Published On : Tue, May 5th, 2015

Facebook open internet.org to developers in the interest of net neutrality

 

net

In what could be seen as a response to the furore created in India over the issue of Net Neutrality, Facebook Inc opened up its Internet.org platform to new websites and applications from developers on Monday. This move Facebook feels would boost efforts to get people online in low-income and rural areas in emerging markets.

However, the nay sayers were still not satisfied. And the decision drew criticism from some online activists in India who expressed concern over Facebook’s control over all data accessed on the service and said it violated the principles of an open web.


Internet.org offers free access via mobile phones to pared-down web services, focused on job listings, agricultural information, healthcare and education, as well as Facebook’s own social network and messaging services.

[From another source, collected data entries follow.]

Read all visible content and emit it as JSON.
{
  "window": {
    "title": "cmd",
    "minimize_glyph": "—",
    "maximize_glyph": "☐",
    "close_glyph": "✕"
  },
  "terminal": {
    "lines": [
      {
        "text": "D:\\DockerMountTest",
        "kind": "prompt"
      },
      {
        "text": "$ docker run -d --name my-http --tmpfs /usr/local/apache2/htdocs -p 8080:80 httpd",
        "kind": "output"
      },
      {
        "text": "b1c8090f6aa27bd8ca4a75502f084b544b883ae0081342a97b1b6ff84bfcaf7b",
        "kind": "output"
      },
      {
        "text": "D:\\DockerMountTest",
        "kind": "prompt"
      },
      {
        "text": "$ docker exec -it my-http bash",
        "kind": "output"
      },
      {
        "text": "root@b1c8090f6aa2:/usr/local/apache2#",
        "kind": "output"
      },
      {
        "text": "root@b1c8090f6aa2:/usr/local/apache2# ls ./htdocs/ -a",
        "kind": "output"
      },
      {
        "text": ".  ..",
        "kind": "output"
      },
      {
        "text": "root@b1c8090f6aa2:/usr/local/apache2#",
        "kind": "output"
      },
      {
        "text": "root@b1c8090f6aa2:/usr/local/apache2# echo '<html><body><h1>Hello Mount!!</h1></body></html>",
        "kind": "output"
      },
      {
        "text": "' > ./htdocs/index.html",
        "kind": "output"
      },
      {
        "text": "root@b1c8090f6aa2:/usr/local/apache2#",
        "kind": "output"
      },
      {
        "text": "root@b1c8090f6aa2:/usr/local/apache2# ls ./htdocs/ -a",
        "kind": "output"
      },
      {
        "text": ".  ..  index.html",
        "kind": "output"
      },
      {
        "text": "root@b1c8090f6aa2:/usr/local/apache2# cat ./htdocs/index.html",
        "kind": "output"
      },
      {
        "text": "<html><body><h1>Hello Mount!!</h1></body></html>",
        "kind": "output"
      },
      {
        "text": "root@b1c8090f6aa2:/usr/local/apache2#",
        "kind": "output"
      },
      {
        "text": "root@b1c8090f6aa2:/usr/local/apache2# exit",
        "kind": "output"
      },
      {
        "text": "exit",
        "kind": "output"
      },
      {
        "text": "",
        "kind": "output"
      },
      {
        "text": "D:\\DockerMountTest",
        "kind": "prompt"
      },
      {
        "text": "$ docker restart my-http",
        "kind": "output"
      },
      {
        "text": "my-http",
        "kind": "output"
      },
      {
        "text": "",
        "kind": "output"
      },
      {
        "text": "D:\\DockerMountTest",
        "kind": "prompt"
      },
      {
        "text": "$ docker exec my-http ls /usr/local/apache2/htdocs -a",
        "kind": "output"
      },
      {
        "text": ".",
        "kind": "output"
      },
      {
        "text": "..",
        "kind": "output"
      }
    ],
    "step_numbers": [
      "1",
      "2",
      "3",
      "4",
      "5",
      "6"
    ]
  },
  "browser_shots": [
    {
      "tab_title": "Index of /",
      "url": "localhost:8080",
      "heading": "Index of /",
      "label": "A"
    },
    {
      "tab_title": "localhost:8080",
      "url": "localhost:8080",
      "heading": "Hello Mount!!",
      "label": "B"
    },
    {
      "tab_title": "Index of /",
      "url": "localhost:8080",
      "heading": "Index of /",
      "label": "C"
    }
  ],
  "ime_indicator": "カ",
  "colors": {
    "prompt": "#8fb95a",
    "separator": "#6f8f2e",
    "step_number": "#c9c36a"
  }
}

It has been launched in nine countries in Africa, Latin America and Asia, including India, bringing over 8 million people online, said Chris Daniels, vice president of product for Internet.org, who was in New Delhi to speak with partners and operators.

The platform will be open to all developers who meet certain guidelines, including that they produce content that can be browsed on both basic mobile phones as well as smartphones and is accessible in limited bandwidth situations, Facebook said.

Zuckerberg, in a video announcing the change, said the goal of the program remains giving people a limited number of basic services for health, education and jobs, for example, arguing this is not in conflict with net neutrality principles.
“Net neutrality should not prevent access. We need both,” he said.
“Our vision is to give people more access to free services over time.”
But he noted that access is offered as a partnership with local mobile operators, which agreed to offer certain services for free with an option to get the full Internet with a paid subscription.
“It’s not sustainable to offer the whole Internet for free,” he said. “No operator could afford this.”
Facebook said the platform however would be opened to any developer who met certain guidelines. Any apps must use data “very efficiently,” and should not include data-intensive services that use considerable bandwidth such as video or high-resolution photos.